We humans hoped to make the world more civilised, to halt natural selection, but it's clearly not going to last, unfortunately.
That's an interesting topic in itself. I don't think we're halting natural selection at all. Is it possible to wrest control from it? Short term, we seem to be selecting for lower intelligence for one thing. I've heard we're selecting for tolerance for toxins, but that seems to make little difference if the toxins don't kill you until after reproductive age. I personally have died thrice before hitting age 7, but for medical intervention, and a 4th time cured of a mortal defect that would not yet have killed me. My wife would have made it to her 20's and died in childbirth due to her first fatal defect. Shows how fragile the typical human has become by bypassing the typical natural selection.
In the end, we've not yet proven our species to be fit, and natural selection may yet have its say.
Good point. Maybe they can fix some of our glitches while they are at it? Upon our request, of course, with the option to stop at any time.
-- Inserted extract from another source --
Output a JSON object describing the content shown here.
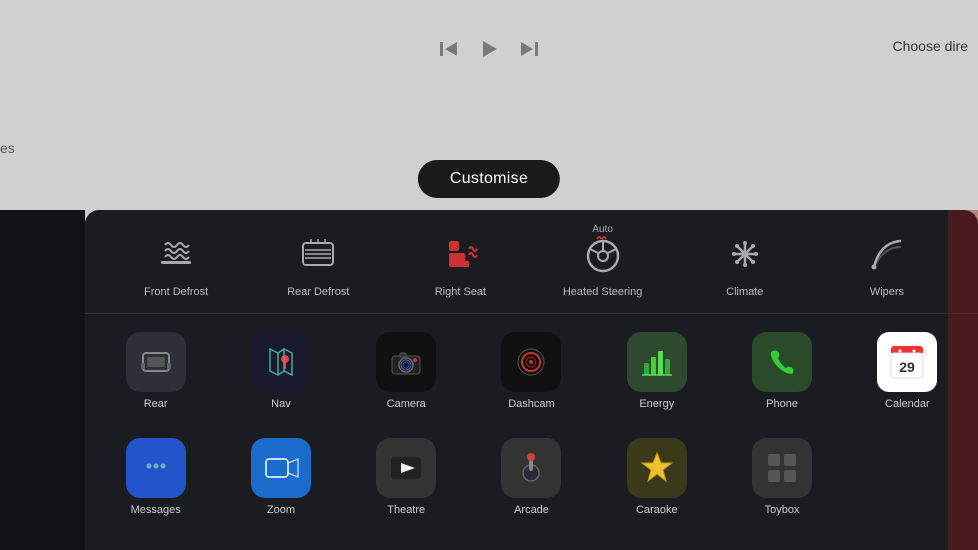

Would that be halting natural selection? I think not. Any species that can manually fix its defects (with the AI help or not) is more fit. The morality issue only happens when group A gets to do it and group B is deprived, setting up a us/them conflict.
Such modifications will be quite mandatory if 'humans' are to spread to other worlds. We're evolved for this one. To live on the next one, we need to do some fast drastic modifications to adapt to the different environment: Changed gravity, air mixture, toxins, etc. The AI can probably do all that, generating real natives to eventually live on the planet that it slowly terraforms. But will those people then be humans? They probably will not be able to mate with the originals, so no, they would not. I don't find that to be a bad thing. Humans are not a good stable design in the first place. Our niche has always been no-niche, and we needed the brain for the constant adaptation to new environments.